If you install and configure the AWS CLI, you can configure the IAM credentials for your user. If the AWS CLI is configured properly for your user, then the AWS IAM Authenticator for Kubernetes can find those credentials as well. For more information, see Configuring the AWS CLI in the AWS Command Line Interface User Guide.

If you assumed a role to create the Amazon EKS cluster, you must ensure that kubectl is configured to assume the same role. Use the following command to update your kubeconfig file to use an IAM role. For more information, see Create a kubeconfig for Amazon EKS.

aws --region `region-code` eks update-kubeconfig --name `cluster_name` --role-arn arn:aws:iam::`aws_account_id`:role/`role_name

To map an IAM user to a Kubernetes RBAC user, see Managing Users or IAM Roles for your Cluster or watch a video about how to map a user.

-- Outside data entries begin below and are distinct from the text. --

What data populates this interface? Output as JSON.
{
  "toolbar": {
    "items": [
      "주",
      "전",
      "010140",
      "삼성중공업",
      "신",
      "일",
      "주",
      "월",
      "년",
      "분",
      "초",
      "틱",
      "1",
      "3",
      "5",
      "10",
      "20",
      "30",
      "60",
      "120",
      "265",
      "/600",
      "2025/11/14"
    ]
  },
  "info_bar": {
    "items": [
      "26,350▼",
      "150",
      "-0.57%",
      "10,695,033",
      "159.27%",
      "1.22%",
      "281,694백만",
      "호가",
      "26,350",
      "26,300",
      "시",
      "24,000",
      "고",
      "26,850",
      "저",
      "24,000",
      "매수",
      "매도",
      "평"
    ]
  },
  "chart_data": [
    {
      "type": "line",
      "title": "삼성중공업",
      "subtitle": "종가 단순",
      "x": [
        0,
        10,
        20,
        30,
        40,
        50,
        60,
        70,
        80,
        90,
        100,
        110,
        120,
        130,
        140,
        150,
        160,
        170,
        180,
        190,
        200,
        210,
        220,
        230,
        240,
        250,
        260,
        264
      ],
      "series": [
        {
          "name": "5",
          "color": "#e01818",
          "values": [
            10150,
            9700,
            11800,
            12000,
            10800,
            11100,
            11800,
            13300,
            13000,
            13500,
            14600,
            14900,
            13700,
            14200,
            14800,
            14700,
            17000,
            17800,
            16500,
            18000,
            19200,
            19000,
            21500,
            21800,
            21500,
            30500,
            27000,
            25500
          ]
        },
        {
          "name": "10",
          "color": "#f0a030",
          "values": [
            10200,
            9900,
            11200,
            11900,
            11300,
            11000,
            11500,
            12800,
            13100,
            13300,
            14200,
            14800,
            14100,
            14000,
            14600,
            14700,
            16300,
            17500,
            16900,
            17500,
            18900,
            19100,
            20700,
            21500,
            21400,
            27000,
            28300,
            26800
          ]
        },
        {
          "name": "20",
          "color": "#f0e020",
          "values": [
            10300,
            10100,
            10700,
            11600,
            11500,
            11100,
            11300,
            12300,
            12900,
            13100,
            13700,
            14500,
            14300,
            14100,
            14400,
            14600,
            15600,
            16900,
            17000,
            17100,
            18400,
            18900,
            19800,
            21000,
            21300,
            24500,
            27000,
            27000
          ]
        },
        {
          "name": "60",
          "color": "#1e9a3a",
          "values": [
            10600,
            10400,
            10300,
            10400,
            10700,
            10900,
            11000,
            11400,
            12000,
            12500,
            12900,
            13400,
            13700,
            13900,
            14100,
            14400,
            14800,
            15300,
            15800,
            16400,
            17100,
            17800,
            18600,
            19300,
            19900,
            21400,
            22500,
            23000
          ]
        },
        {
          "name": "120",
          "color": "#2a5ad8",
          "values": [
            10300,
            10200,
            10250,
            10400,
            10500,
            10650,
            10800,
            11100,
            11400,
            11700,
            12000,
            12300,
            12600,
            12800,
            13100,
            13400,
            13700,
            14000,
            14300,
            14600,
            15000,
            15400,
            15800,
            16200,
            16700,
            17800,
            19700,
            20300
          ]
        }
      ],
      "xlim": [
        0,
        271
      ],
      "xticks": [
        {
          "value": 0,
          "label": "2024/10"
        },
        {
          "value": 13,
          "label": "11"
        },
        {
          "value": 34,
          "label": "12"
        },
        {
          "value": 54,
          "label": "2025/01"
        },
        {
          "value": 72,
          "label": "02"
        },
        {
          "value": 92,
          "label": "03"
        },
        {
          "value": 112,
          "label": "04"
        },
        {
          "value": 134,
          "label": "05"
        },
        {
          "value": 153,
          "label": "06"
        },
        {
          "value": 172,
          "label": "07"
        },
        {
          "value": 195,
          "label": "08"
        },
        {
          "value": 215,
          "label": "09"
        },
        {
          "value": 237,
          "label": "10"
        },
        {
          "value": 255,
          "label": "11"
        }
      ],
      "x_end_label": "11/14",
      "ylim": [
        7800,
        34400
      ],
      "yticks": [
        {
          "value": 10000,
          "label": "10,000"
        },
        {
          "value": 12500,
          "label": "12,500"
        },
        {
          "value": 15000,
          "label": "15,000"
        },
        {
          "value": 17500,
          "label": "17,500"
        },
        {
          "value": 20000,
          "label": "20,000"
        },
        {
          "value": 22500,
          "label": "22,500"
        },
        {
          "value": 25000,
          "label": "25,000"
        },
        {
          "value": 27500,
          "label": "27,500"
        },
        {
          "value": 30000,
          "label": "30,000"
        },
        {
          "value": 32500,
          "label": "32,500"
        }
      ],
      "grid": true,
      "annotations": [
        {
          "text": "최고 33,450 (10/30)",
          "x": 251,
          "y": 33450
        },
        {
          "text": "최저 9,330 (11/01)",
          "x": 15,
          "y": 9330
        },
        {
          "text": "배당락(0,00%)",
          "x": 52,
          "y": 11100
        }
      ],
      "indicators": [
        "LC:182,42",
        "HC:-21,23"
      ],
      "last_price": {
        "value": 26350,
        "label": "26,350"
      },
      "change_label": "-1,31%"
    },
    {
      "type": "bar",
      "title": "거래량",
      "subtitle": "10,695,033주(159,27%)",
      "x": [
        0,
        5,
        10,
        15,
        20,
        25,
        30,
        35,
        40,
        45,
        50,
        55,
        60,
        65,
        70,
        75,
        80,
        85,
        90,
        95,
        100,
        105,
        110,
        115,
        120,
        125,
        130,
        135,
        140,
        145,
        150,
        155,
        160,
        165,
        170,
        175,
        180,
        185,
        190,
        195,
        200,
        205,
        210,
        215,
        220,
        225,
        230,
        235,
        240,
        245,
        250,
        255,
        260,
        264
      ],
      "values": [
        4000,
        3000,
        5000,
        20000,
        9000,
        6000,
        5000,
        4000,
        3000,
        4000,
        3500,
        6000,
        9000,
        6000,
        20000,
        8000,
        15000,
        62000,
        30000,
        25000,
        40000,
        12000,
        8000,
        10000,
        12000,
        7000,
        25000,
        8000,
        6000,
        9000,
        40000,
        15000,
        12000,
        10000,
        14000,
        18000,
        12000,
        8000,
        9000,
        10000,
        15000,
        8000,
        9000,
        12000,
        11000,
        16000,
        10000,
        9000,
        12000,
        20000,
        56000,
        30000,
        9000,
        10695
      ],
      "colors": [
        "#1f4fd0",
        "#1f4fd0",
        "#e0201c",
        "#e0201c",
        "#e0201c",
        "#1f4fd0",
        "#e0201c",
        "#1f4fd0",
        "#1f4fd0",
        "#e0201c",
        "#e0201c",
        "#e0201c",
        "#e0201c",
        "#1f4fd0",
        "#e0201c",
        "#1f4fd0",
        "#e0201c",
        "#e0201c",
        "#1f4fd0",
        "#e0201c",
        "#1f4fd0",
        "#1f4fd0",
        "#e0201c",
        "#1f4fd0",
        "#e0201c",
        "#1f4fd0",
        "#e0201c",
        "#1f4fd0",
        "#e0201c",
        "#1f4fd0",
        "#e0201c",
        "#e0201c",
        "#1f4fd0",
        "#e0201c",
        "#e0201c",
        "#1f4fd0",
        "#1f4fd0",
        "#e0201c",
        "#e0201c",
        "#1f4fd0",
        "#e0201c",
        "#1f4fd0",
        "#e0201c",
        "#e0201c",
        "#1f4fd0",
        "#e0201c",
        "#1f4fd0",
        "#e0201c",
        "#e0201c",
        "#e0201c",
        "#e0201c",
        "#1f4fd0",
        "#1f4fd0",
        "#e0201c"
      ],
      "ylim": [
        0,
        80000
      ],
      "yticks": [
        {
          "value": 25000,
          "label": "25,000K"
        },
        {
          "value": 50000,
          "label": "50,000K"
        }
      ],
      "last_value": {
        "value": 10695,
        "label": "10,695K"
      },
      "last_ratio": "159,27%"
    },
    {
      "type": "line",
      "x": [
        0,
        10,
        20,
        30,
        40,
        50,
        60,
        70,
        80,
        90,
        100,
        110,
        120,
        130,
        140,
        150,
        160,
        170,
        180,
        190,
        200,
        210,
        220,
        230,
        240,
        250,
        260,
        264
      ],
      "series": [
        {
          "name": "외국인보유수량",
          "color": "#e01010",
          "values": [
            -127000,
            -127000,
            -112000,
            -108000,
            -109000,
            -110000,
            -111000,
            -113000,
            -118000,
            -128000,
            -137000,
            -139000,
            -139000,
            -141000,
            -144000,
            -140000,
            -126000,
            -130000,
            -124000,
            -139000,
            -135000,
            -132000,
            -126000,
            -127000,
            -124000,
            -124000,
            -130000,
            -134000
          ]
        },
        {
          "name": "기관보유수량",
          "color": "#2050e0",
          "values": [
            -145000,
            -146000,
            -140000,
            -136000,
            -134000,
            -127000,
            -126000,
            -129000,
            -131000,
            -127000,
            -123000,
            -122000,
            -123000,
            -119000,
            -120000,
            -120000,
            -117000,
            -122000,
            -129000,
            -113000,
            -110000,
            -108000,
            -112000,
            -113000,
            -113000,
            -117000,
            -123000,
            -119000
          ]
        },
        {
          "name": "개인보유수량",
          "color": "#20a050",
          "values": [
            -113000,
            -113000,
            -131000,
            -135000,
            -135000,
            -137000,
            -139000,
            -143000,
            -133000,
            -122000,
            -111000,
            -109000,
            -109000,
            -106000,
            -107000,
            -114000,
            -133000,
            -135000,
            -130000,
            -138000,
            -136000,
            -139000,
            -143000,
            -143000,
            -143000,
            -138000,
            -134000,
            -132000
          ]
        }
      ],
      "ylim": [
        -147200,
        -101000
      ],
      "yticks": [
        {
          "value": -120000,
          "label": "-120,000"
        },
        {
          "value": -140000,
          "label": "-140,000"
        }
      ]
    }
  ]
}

You should read about Managing Cluster Authentication for AWS and Create a kubeconfig for Amazon EKS.

Keep in mind you should be using aws-iam-authenticator the installation process is available here.

Answer 3

When you deploy a nodegroup, you must grant a nodegroup role like described in the doc (aws-auth-cm.yaml)

My nodes went to NotReady with errors like in the question above after ~7 mins after start despite all pods looked ok.

The reason: the role of the nodegroup was not the same as role in that yaml due to mistype.